Screened as part of NZIFF 2001

La Spagnola 2001

Directed by Steve Jacobs

90 minutes 35mm

Director

Production Co

Wild Strawberries Productions

Producer/Screenplay

Anna-Maria Monticelli

Photography

Steve Arnold

Editor

Alexandre De Franceshi

Production Designer

Dee Molineaux

Costume Designer

Margot Wilson

Music

Cezary Skubiszewski

With

Lola Marceli (Lola)
,
Alice Ansara (Lucia)
,
Lourdes Bartolome (Manola)
,
Alex Dimitriades (Stefano)
,
Simon Palomare (Ricardo)
,
Silvio Ofria (Bruno)
,
Gabrielle Marsella (Maria)
,
Helen Thomson (Wendy)
,
Armida Croccolo (Maria's mother)
,
Nino Lo Giudice (Renato)
,
Tony Barry (Dr Knuckey)
,
Antonietta Morgillo (Ada)
,
John Barresi (Antonio)

Elsewhere

This bold, bittersweet comedy about growing up Australian with a stunningly beautiful, flamboyantly bad Spanish mother comes to us direct from its world première at the Sydney Film Festival. Writer/producer Anna-Maria Monticelli is already known in New Zealand as Anna Jamison, the actress who played the adulterous woman in Smash Palace. She was born in Morocco to an Italian-French father and Spanish mother, and did her growing up in Australia. Her fresh, irreverent approach to assimilation issues displays all the assurance of the extremely well-informed. The film is directed with appropriate gusto by her husband Steve Jacobs. — BG

1960s Australia, not the swinging city, but a dusty fibro surrounded by sun-browned grass with an oil refinery as a backdrop. Lola (Lola Marceli) is very much the exotic Spanish woman, defiantly serving chorizos in a land of roast lamb and veggies. But her husband, Ricardo, has had enough of her tempestuous ways. He heads for calmer waters with his all-Australian mistress, Wendy, and the family savings. Lola and her adolescent daughter, Lucia (Alice Ansara in her début feature), are left with a goat, a flock of pigeons and one very empty refrigerator.

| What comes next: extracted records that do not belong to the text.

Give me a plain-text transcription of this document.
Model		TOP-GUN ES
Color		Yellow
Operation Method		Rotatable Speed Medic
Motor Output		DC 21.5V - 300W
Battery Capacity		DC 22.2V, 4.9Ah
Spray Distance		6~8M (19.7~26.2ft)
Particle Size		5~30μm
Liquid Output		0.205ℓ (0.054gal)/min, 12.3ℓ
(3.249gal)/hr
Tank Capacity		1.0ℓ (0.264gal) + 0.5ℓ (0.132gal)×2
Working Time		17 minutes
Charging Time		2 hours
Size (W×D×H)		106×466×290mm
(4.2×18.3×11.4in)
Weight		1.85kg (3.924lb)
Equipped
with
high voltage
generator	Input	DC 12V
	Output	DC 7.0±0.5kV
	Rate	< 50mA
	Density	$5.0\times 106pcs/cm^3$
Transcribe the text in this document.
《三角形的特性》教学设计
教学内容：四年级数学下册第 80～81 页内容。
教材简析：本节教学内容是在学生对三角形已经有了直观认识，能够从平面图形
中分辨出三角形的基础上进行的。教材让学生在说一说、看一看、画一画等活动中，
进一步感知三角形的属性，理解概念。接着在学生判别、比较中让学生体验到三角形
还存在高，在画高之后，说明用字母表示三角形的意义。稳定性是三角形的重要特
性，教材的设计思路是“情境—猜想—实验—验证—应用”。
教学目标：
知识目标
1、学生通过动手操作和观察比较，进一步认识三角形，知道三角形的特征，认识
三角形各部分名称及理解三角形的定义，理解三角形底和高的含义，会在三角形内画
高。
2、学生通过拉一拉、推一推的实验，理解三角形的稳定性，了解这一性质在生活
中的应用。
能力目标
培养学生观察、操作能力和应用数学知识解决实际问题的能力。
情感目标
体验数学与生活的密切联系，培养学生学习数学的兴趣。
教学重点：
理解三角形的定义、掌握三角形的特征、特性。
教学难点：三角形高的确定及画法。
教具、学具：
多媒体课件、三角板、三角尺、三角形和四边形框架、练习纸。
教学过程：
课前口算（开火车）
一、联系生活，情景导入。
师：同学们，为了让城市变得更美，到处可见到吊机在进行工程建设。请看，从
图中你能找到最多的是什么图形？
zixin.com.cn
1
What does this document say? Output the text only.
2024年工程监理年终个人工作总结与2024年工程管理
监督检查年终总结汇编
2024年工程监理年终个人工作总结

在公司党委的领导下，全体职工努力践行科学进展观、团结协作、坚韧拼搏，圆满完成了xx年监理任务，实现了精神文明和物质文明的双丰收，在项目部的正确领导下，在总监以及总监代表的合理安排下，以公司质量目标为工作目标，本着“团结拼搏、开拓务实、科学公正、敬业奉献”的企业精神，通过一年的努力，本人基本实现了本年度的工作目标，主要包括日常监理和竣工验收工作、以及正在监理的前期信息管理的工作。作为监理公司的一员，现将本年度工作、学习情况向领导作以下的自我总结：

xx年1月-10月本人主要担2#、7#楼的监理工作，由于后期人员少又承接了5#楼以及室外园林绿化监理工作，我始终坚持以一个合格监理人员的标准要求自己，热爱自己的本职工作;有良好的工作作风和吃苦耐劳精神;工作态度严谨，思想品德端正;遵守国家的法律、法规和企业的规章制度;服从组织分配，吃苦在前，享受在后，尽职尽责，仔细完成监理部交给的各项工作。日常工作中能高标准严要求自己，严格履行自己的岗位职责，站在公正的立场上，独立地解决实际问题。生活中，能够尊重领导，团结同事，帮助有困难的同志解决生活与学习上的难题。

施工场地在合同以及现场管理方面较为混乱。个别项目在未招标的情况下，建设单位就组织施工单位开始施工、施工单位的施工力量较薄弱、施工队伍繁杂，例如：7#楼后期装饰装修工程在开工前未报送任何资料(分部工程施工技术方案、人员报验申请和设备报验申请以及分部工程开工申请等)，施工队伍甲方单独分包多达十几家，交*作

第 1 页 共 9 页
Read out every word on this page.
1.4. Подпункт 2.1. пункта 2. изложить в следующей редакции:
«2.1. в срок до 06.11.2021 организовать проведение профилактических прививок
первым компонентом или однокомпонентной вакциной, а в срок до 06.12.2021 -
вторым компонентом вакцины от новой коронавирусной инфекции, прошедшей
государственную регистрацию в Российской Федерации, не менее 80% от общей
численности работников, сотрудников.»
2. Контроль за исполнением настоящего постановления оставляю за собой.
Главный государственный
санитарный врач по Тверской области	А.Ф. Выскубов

The feisty Lola struggles on, but boy, is she angry – and plenty of that temper lands on Lucia, who like any good daughter adores her father and misses him terribly. When Lola’s eccentric sister arrives, Lucia has a taste of what family life could be, but it’s all too brief. Lola’s passionate lust for revenge, fuelled in part by Ricardo’s purchase of a shiny new automobile (not to mention blonde Wendy cruising by at the wheel), is driving a wedge between mother and daughter. Lola’s procession of lovers widens the rift, especially when the oh-so-sexy Stefano (Alex Dimitriades) seems just as interested in Lucia as in her mother. This comical tale of love and survival is laced with a liberal amount of Mediterranean locura. — Gayle Lake, Sydney Film Festival 2001.